The Opioid Crisis: Defining the Problem
As we are all aware, there has been an onslaught of rules, regulations, directives, guidelines and outright impositions regarding the prescription of opioid medications in the United States. The roots of this forceful push are real. According to statistics, between 100 to 150 patients on prescription opioids die every day in the US. While the immediate cause may be acute intoxication/overdose, this already horrible number fails to take into consideration the more subtle, shadowy underbelly of the same beast. Some of those overlooked but equally deadly contributors?
1.Impairment of reaction times (leading to traffic accidents),
2.impairment of balance (with an increased risk of falls),
3.decreased attention span and focus (creating the opportunity for work or household accidents),
4.chronic, slowly developing immunity impairments (possibly contributing to infections and facilitating the development of cancers), likely adding an untold number of victims to the tragic tally.
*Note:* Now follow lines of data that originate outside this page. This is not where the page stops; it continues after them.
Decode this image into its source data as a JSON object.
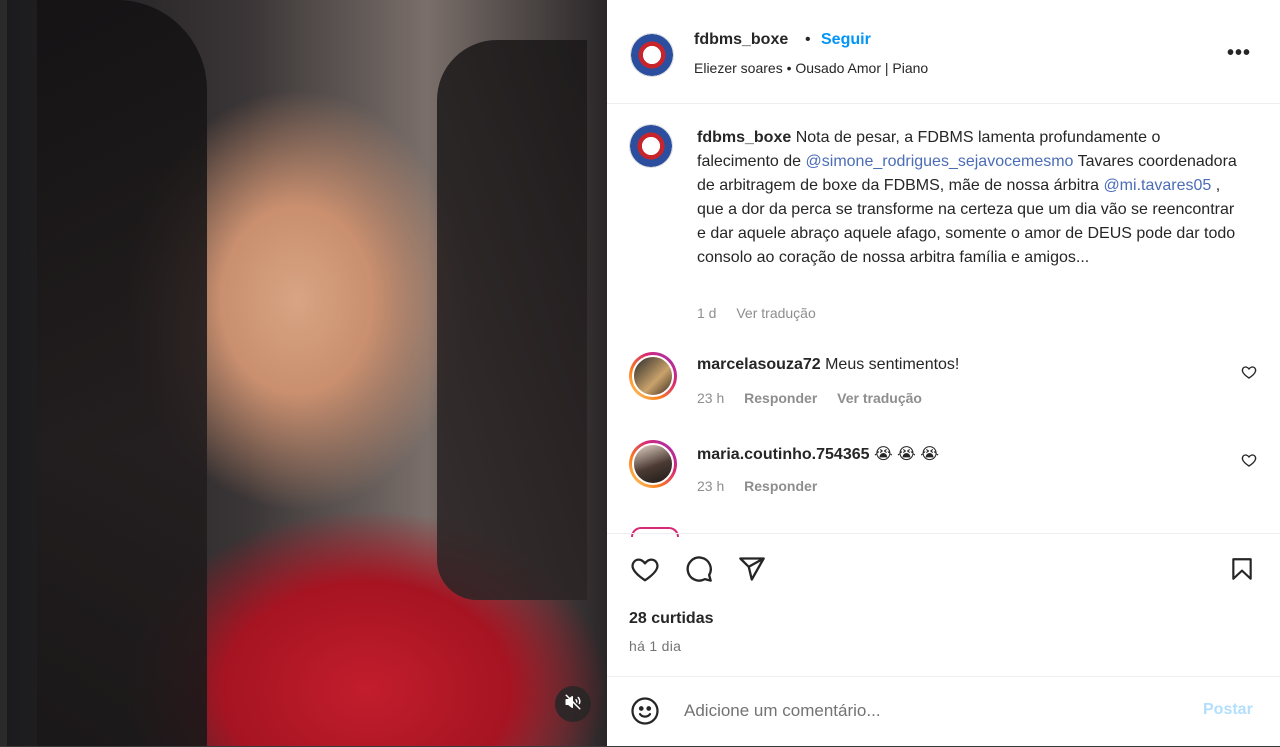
{
  "post": {
    "account": "fdbms_boxe",
    "follow_label": "Seguir",
    "separator": "•",
    "audio": "Eliezer soares • Ousado Amor | Piano",
    "more_label": "•••"
  },
  "caption": {
    "username": "fdbms_boxe",
    "part1": " Nota de pesar, a FDBMS lamenta profundamente o falecimento de ",
    "mention1": "@simone_rodrigues_sejavocemesmo",
    "part2": " Tavares coordenadora de arbitragem de boxe da FDBMS, mãe de nossa árbitra ",
    "mention2": "@mi.tavares05",
    "part3": " , que a dor da perca se transforme na certeza que um dia vão se reencontrar e dar aquele abraço aquele afago, somente o amor de DEUS pode dar todo consolo ao coração de nossa arbitra família e amigos...",
    "time": "1 d",
    "translate": "Ver tradução"
  },
  "comments": [
    {
      "username": "marcelasouza72",
      "text": "Meus sentimentos!",
      "time": "23 h",
      "reply": "Responder",
      "translate": "Ver tradução"
    },
    {
      "username": "maria.coutinho.754365",
      "text": "😭 😭 😭",
      "time": "23 h",
      "reply": "Responder"
    }
  ],
  "stats": {
    "likes": "28 curtidas",
    "when": "há 1 dia"
  },
  "composer": {
    "placeholder": "Adicione um comentário...",
    "post_label": "Postar"
  },
  "icons": {
    "like": "heart-icon",
    "comment": "comment-icon",
    "share": "paper-plane-icon",
    "save": "bookmark-icon",
    "emoji": "emoji-icon",
    "mute": "speaker-muted-icon"
  },
  "colors": {
    "link": "#0095f6",
    "mention": "#4b6cb7",
    "muted": "#737373",
    "post_disabled": "#b2dffc"
  }
}
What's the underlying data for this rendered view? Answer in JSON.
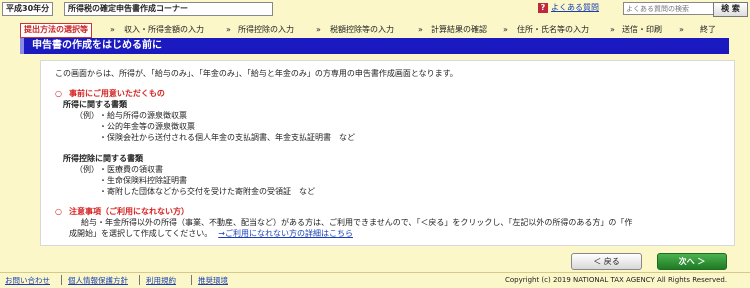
{
  "header": {
    "year_label": "平成30年分",
    "corner_title": "所得税の確定申告書作成コーナー",
    "faq_icon": "?",
    "faq_link": "よくある質問",
    "search_placeholder": "よくある質問の検索",
    "search_button": "検 索"
  },
  "steps": [
    "提出方法の選択等",
    "収入・所得金額の入力",
    "所得控除の入力",
    "税額控除等の入力",
    "計算結果の確認",
    "住所・氏名等の入力",
    "送信・印刷",
    "終了"
  ],
  "step_separator": "»",
  "page_title": "申告書の作成をはじめる前に",
  "content": {
    "intro": "この画面からは、所得が、「給与のみ」、「年金のみ」、「給与と年金のみ」の方専用の申告書作成画面となります。",
    "section1_marker": "○",
    "section1_title": "事前にご用意いただくもの",
    "income_heading": "所得に関する書類",
    "example_label": "（例）",
    "income_items": [
      "・給与所得の源泉徴収票",
      "・公的年金等の源泉徴収票",
      "・保険会社から送付される個人年金の支払調書、年金支払証明書　など"
    ],
    "deduction_heading": "所得控除に関する書類",
    "deduction_items": [
      "・医療費の領収書",
      "・生命保険料控除証明書",
      "・寄附した団体などから交付を受けた寄附金の受領証　など"
    ],
    "section2_marker": "○",
    "section2_title": "注意事項（ご利用になれない方）",
    "note_line1": "給与・年金所得以外の所得（事業、不動産、配当など）がある方は、ご利用できませんので、「＜戻る」をクリックし、「左記以外の所得のある方」の「作",
    "note_line2": "成開始」を選択して作成してください。",
    "note_link": "→ご利用になれない方の詳細はこちら"
  },
  "buttons": {
    "back": "＜ 戻る",
    "next": "次へ ＞"
  },
  "footer": {
    "links": [
      "お問い合わせ",
      "個人情報保護方針",
      "利用規約",
      "推奨環境"
    ],
    "copyright": "Copyright (c) 2019 NATIONAL TAX AGENCY All Rights Reserved."
  }
}
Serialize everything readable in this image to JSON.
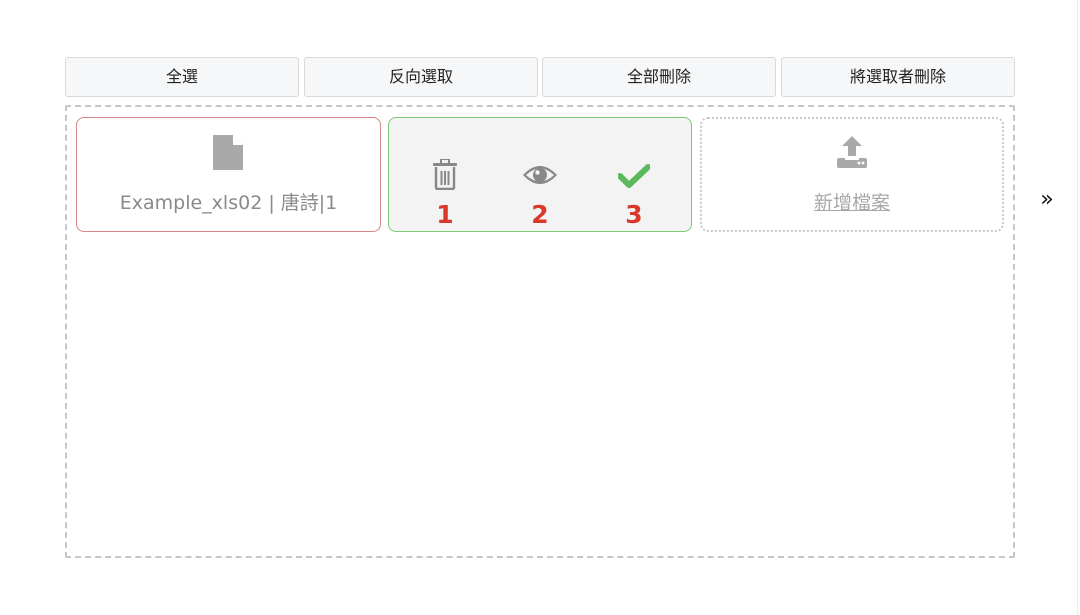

Why is this happening? Because these drugs are very good at what they do, at a cost. They can take away your pain. Physical, but also mental and emotional. They give us elation, and forgetfulness. They make us feel at ease. But when the effect is gone, they leave us with nothing. Or maybe worse. Now we’re 6 hours older, weaker and stiffer. And then we crave what we just had, and lost: the good feeling of comfort and warmth that came and left with them. And we want more of this. We like to go back to that place of lightness and freedom, to get up and do stuff. We like to be pain free. But free we’re not, anymore.